The S&P 500 has moved over 20% since July 2009, the equivalent of two good years in the stock market. Call today to see if you need to rebalance.
Once again, all asset classes in the table below were positive for the 4th quarter though more muted than the substantial 3rd quarter rally. In our last update we posited, “While this market action is encouraging, it should not make investors more comfortable about probable returns from this point forward. That is not to say that stocks need to fall in value, but simply that future returns from this point are necessarily less than they were at lower valuations at the start of the last two quarters.”
|Money Market (Cash-Current Yield)||0.04%||0.53%||3.25%||3.03%|
|S&P 500 Index (U.S. Large Cap)||6.04%||26.46%||0.42%||-0.95%|
|Russell 1000 (U.S. Large Cap)||6.07%||28.43%||0.79%||-0.49%|
|Russell 2000 (U.S. Small Cap)||3.87%||27.17%||0.51%||3.51%|
|MSCI EAFE (International)||2.18%||31.78%||3.54%||1.17%|
|FTSE All-World ex-US (International)||3.71%||43.00%||6.80%||3.51%|
|Wilshire REIT (Real Estate)||9.15%||28.60%||-0.05%||10.68%|
|Barclay’s Capital U.S. Aggregate Bond||0.20%||5.93%||4.97%||6.33%|
We are more convinced of this today than we were when we originally made this comment a few short months ago. While economic fundamentals continue to slowly improve, market valuations continued to rise at a faster pace than the economic improvement. Looking back at the last ten years, many have argued that the worst decade in two centuries for U.S. stocks must necessarily be followed by a very positive decade. While we believe that the next ten years have a good chance to do better than the last (lets all hope returns will at least be positive), there is enough reason to believe that stocks could struggle to reach historical average returns of 10% to 11%.
Much economic uncertainty remains. One major trend that has come from the recent financial crisis is a much greater influence of government on the economy. Unfortunately, this makes prognostication much more difficult. Our primary concern with this trend is that elected officials tend to be driven by short-term motivations which often lead to a mantra of “short-term gain despite long-term pain.” The desire to get reelected too often leads to promising more than can be delivered in a fiscally responsible manner. The refusal to address known future catastrophes (i.e. Medicare and Social Security liabilities) or implement appropriate regulations is driven by the desire to maintain power. This inevitably leads to issues only being addressed at the crisis point – often met with reactionary rather than thoughtful policies that address root causes and consider unintended consequences. One need not look far into political history to see that this issue is not party specific.
The increased political influence and uncertainty is in addition to known current issues that we expect to remain trends for the coming decade – namely high unemployment, slow consumer spending growth, and limited wage growth. On the immediate horizon is our expectation of more foreclosures and continued pressure on home prices. We have detailed our concerns with these areas in most of our previous updates.

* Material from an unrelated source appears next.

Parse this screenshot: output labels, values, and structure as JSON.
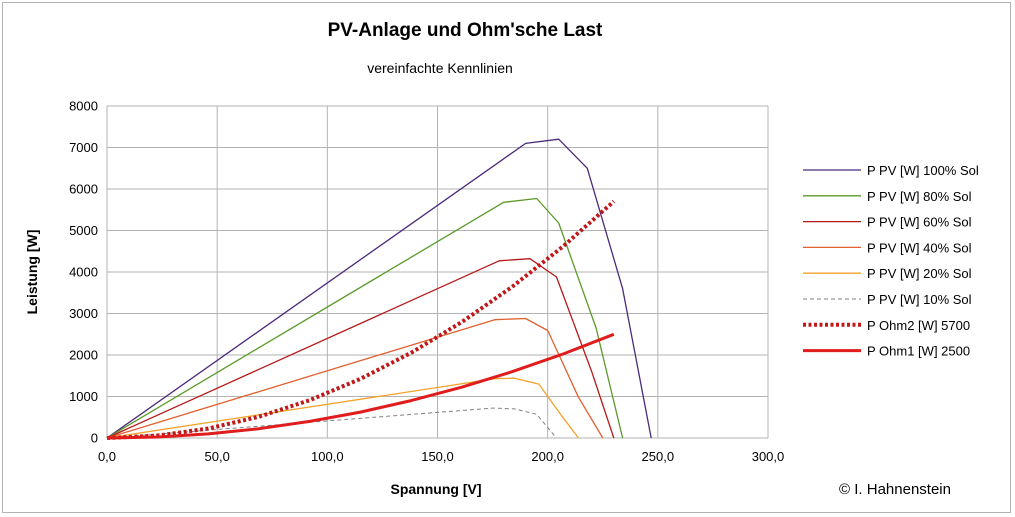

What Does This Mean For You?
We have no new brilliance to impart for you this quarter, but we cannot emphasize enough our belief that: “[Market] timing is not necessary for long-term financial and investment success. What is necessary is a disciplined plan driven by your needs and goals. The role of an advisor is to help you maintain the discipline through violent market swings and rebalancing as needed.”

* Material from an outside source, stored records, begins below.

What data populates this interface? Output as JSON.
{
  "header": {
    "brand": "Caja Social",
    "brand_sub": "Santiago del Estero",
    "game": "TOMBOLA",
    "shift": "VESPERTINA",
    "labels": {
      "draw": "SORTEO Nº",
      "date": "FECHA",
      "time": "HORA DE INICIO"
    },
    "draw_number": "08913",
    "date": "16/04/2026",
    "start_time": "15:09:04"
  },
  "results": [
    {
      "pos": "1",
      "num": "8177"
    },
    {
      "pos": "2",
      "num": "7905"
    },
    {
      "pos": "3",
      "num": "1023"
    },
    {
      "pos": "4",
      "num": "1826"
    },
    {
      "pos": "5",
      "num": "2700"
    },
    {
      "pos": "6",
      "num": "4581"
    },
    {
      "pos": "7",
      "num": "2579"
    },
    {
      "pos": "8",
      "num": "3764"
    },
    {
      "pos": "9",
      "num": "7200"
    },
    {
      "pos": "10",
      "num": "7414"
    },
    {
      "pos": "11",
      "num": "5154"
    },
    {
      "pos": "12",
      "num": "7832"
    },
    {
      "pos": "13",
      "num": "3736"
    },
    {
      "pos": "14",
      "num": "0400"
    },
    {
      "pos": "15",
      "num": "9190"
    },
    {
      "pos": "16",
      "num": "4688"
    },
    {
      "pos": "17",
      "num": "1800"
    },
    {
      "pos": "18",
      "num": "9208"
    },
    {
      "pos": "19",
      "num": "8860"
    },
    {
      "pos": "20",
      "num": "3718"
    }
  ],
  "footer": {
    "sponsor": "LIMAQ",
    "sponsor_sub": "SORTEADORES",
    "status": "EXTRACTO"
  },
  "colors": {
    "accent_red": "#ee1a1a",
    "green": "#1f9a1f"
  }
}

“The future is quite murky and it could be a very bumpy, long road ahead. Whether deflation, inflation, or high sustained levels of unemployment are on the horizon, Buy and Hold investing is by no means dead. Diversification continues to be the best way to reduce volatility in a portfolio, though expanding beyond traditional stock and bond investment options may be necessary to achieve a smoother ride. Diligently rebalancing on a regular basis (once or twice a year) or following significant market movements in either direction (over a shorter period of time) is a critical component of managing your finances in the challenging years ahead.”